The recent epidemic of ransomware which has plagued many US and overseas organizations over recent months was a huge concern to most attendees who wanted to know what they could do to protect against a ransomware attack on their institution.

While there are claims that ransomware is being used to target a specific company, health system or industry, that fact is that most ransomware attacks are indiscriminate in who and what they attack so long as the attack could generate payment for the perpetrators.

According to Cisco research, the Angler ransomware campaign alone resulted in over 300 ransoms being paid each day until Cisco and international law enforcement took down the criminal gang responsible. The gang was netting over $34m USD per year, which goes to show just how lucrative ransomware can be....for a while at least!

So was converging biomedical networks

Converging biomedical networks and the rapid growth of network-connected medical devices was similarly a huge concern for attendees representing hospitals and clinics, where the number of biomedical devices is growing exponentially.

Medical devices are just one aspect of a growing number of IoT devices attached to hospital networks that cannot be managed by group policy and other common tools for securing endpoints. Each medical device is proprietary to its vendor and many single-vendor systems can be incredibly unique. Despite guidance from the FDA and other bodies, both vendors and hospitals have been slow to tackle the medical device challenge as a previous post has examined.

Cisco has been helping many of its healthcare customers to manage and contain threats to medical devices and other IoT network-attached devices like hospital and clinic building management systems, by use of network security segmentation. By locking down access to and from medical devices on a least-privileged / zero-trust basis, segmentation helps to control the who, what, why and where of access to these largely unprotected endpoints, as well as containing any malware outbreaks to affected subnets - thus preventing a full system outage as some hospital systems have suffered recently.

With attacks against healthcare organizations on the rise, the industry faces some tough challenges over the coming years to balance the need to treat patients with the increasing need to invest heavily in security to protect those patients, and at the same time that reimbursement rates for treatment is declining. Regardless of whether healthcare institutions are being targeted for cyber attack or not, the fact is, that they represent a treasure-tove of valuable information for theft or extortion, and most are largely unprotected today.

As cyber criminals turn their collective attention to the easy money of ransomware, payers, providers, research and pharmaceuticals will increasingly come under attack.
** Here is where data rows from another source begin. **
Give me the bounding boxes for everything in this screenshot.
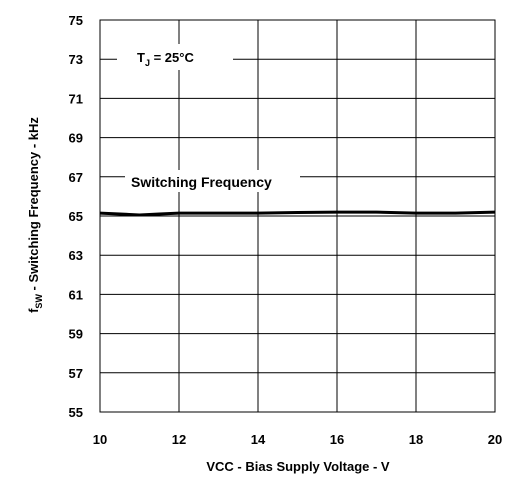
y-tick-label: 57: [69, 366, 83, 381]
x-tick-labels: 10 12 14 16 18 20: [93, 432, 502, 447]
y-tick-label: 59: [69, 327, 83, 342]
x-tick-label: 14: [251, 432, 266, 447]
x-tick-label: 20: [488, 432, 502, 447]
x-tick-label: 10: [93, 432, 107, 447]
annotation-temperature: TJ = 25°C: [137, 50, 194, 68]
y-tick-label: 63: [69, 248, 83, 263]
x-tick-label: 12: [172, 432, 186, 447]
x-tick-label: 16: [330, 432, 344, 447]
series-group: [99, 210, 496, 217]
y-tick-label: 61: [69, 287, 83, 302]
y-tick-label: 75: [69, 13, 83, 28]
y-tick-labels: 55 57 59 61 63 65 67 69 71 73 75: [69, 13, 83, 420]
y-tick-label: 69: [69, 131, 83, 146]
series-label: Switching Frequency: [131, 174, 272, 190]
series-line-switching-frequency: [99, 210, 496, 217]
annotation-background: [117, 44, 233, 70]
y-tick-label: 73: [69, 52, 83, 67]
y-axis-label: fSW - Switching Frequency - kHz: [26, 117, 44, 313]
y-tick-label: 65: [69, 209, 83, 224]
y-tick-label: 67: [69, 170, 83, 185]
y-tick-label: 55: [69, 405, 83, 420]
plot-frame: [99, 19, 496, 413]
x-tick-label: 18: [409, 432, 423, 447]
grid: [99, 19, 496, 413]
series-label-background: [125, 170, 300, 192]
y-tick-label: 71: [69, 91, 83, 106]
x-axis-label: VCC - Bias Supply Voltage - V: [206, 459, 390, 474]
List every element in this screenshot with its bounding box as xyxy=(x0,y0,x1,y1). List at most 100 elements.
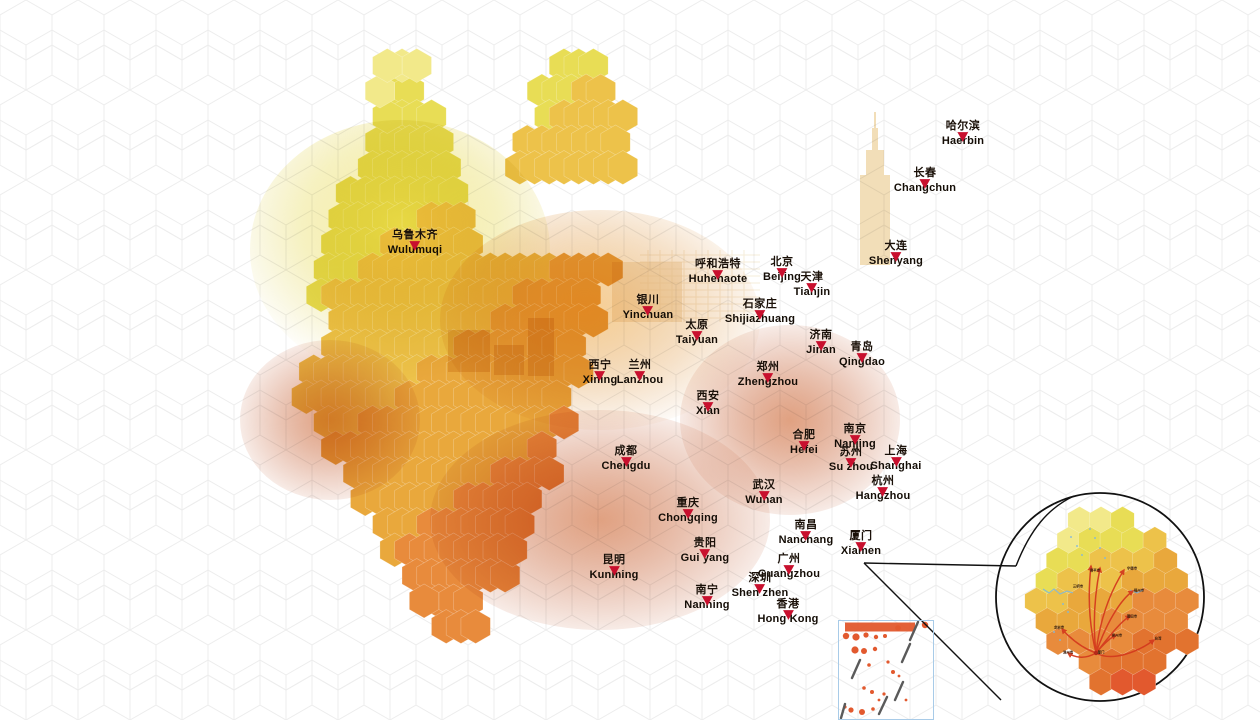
map-pin-icon xyxy=(608,564,621,577)
map-pin-icon xyxy=(956,130,969,143)
city-marker-xian[interactable]: 西安Xian xyxy=(696,391,720,417)
city-name-cn: 石家庄 xyxy=(742,298,778,310)
map-pin-icon xyxy=(682,507,695,520)
south-china-sea-inset xyxy=(838,620,934,720)
city-marker-tianjin[interactable]: 天津Tianjin xyxy=(794,272,831,298)
map-pin-icon xyxy=(775,266,788,279)
city-name-cn: 银川 xyxy=(636,294,660,306)
map-pin-icon xyxy=(876,485,889,498)
city-marker-shenyang[interactable]: 大连Shenyang xyxy=(869,241,923,267)
map-pin-icon xyxy=(754,308,767,321)
map-pin-icon xyxy=(844,456,857,469)
map-pin-icon xyxy=(889,250,902,263)
city-name-cn: 深圳 xyxy=(748,572,772,584)
map-pin-icon xyxy=(702,400,715,413)
fujian-callout xyxy=(863,492,1205,702)
city-name-cn: 贵阳 xyxy=(693,537,717,549)
city-name-cn: 天津 xyxy=(800,271,824,283)
city-name-cn: 武汉 xyxy=(752,479,776,491)
map-pin-icon xyxy=(918,177,931,190)
callout-city-label: 龙岩市 xyxy=(1053,625,1065,630)
callout-city-label: 台湾 xyxy=(1154,636,1162,641)
city-name-cn: 济南 xyxy=(809,329,833,341)
city-marker-hangzhou[interactable]: 杭州Hangzhou xyxy=(856,476,911,502)
city-name-cn: 兰州 xyxy=(628,359,652,371)
city-name-cn: 西安 xyxy=(696,390,720,402)
city-name-cn: 成都 xyxy=(614,445,638,457)
city-marker-chengdu[interactable]: 成都Chengdu xyxy=(601,446,650,472)
map-pin-icon xyxy=(754,582,767,595)
city-name-cn: 乌鲁木齐 xyxy=(392,229,438,241)
city-marker-xining[interactable]: 西宁Xining xyxy=(583,360,618,386)
map-pin-icon xyxy=(814,339,827,352)
map-pin-icon xyxy=(848,433,861,446)
callout-city-label: 莆田市 xyxy=(1126,614,1138,619)
map-pin-icon xyxy=(641,304,654,317)
callout-city-label: 三明市 xyxy=(1072,584,1084,589)
city-marker-nanning[interactable]: 南宁Nanning xyxy=(684,585,729,611)
map-pin-icon xyxy=(701,594,714,607)
map-pin-icon xyxy=(620,455,633,468)
map-pin-icon xyxy=(889,455,902,468)
city-marker-kunming[interactable]: 昆明Kunming xyxy=(589,555,638,581)
callout-city-label: 宁德市 xyxy=(1126,566,1138,571)
city-marker-haerbin[interactable]: 哈尔滨Haerbin xyxy=(942,121,984,147)
city-marker-changchun[interactable]: 长春Changchun xyxy=(894,168,956,194)
city-name-cn: 香港 xyxy=(776,598,800,610)
city-name-cn: 南京 xyxy=(843,423,867,435)
map-pin-icon xyxy=(782,563,795,576)
map-pin-icon xyxy=(800,529,813,542)
city-marker-shanghai[interactable]: 上海Shanghai xyxy=(870,446,921,472)
city-marker-taiyuan[interactable]: 太原Taiyuan xyxy=(676,320,718,346)
city-name-cn: 哈尔滨 xyxy=(945,120,981,132)
city-name-cn: 太原 xyxy=(685,319,709,331)
city-marker-guangzhou[interactable]: 广州Guangzhou xyxy=(758,554,820,580)
city-marker-qingdao[interactable]: 青岛Qingdao xyxy=(839,342,885,368)
city-name-cn: 苏州 xyxy=(839,446,863,458)
city-marker-wulumuqi[interactable]: 乌鲁木齐Wulumuqi xyxy=(388,230,443,256)
city-name-cn: 上海 xyxy=(884,445,908,457)
map-pin-icon xyxy=(782,608,795,621)
city-marker-beijing[interactable]: 北京Beijing xyxy=(763,257,801,283)
city-marker-yinchuan[interactable]: 银川Yinchuan xyxy=(623,295,674,321)
map-pin-icon xyxy=(409,239,422,252)
map-pin-icon xyxy=(855,351,868,364)
city-name-cn: 郑州 xyxy=(756,361,780,373)
map-pin-icon xyxy=(594,369,607,382)
city-name-cn: 广州 xyxy=(777,553,801,565)
city-name-cn: 西宁 xyxy=(588,359,612,371)
city-marker-shen-zhen[interactable]: 深圳 Shen zhen xyxy=(732,573,789,599)
map-pin-icon xyxy=(758,489,771,502)
city-marker-zhengzhou[interactable]: 郑州Zhengzhou xyxy=(738,362,798,388)
city-marker-su-zhou[interactable]: 苏州 Su zhou xyxy=(829,447,873,473)
city-marker-nanchang[interactable]: 南昌Nanchang xyxy=(779,520,834,546)
city-marker-shijiazhuang[interactable]: 石家庄Shijiazhuang xyxy=(725,299,795,325)
city-name-cn: 呼和浩特 xyxy=(694,258,741,270)
map-pin-icon xyxy=(691,329,704,342)
south-china-sea-inset-content xyxy=(839,620,929,720)
city-marker-gui-yang[interactable]: 贵阳 Gui yang xyxy=(681,538,730,564)
city-name-cn: 长春 xyxy=(913,167,937,179)
map-pin-icon xyxy=(634,369,647,382)
city-name-cn: 杭州 xyxy=(871,475,895,487)
city-marker-nanjing[interactable]: 南京Nanjing xyxy=(834,424,876,450)
city-marker-lanzhou[interactable]: 兰州Lanzhou xyxy=(617,360,664,386)
city-marker-chongqing[interactable]: 重庆Chongqing xyxy=(658,498,718,524)
map-pin-icon xyxy=(798,439,811,452)
city-marker-hong-kong[interactable]: 香港 Hong Kong xyxy=(757,599,818,625)
city-name-cn: 南宁 xyxy=(695,584,719,596)
map-pin-icon xyxy=(806,281,819,294)
callout-city-label: 漳州市 xyxy=(1062,650,1074,655)
city-marker-huhehaote[interactable]: 呼和浩特Huhehaote xyxy=(689,259,748,285)
city-name-cn: 北京 xyxy=(770,256,794,268)
city-name-cn: 厦门 xyxy=(849,530,873,542)
city-marker-hefei[interactable]: 合肥Hefei xyxy=(790,430,818,456)
city-marker-jinan[interactable]: 济南Jinan xyxy=(806,330,836,356)
city-name-cn: 昆明 xyxy=(602,554,626,566)
city-name-cn: 重庆 xyxy=(676,497,700,509)
city-marker-wuhan[interactable]: 武汉Wuhan xyxy=(745,480,782,506)
city-marker-xiamen[interactable]: 厦门Xiamen xyxy=(841,531,881,557)
map-pin-icon xyxy=(698,547,711,560)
Putting in place modern day defenses like security segmentation is not something that can be done overnight. Developing a strategy and approach to cope with the new realities of conducting business today, is something that requires expert help and planning, and most importantly some lead time. All the better then to start that process now, rather than when under cyber attack where risks to patient safety go through the roof.



Postscript: Medical device security has been examined extensively in this blog and the need for adopting a different approach to securing healthcare data, and devices discussed widely. IoT security was also the subject of a recent HIMSS Security Community webinar given by the author.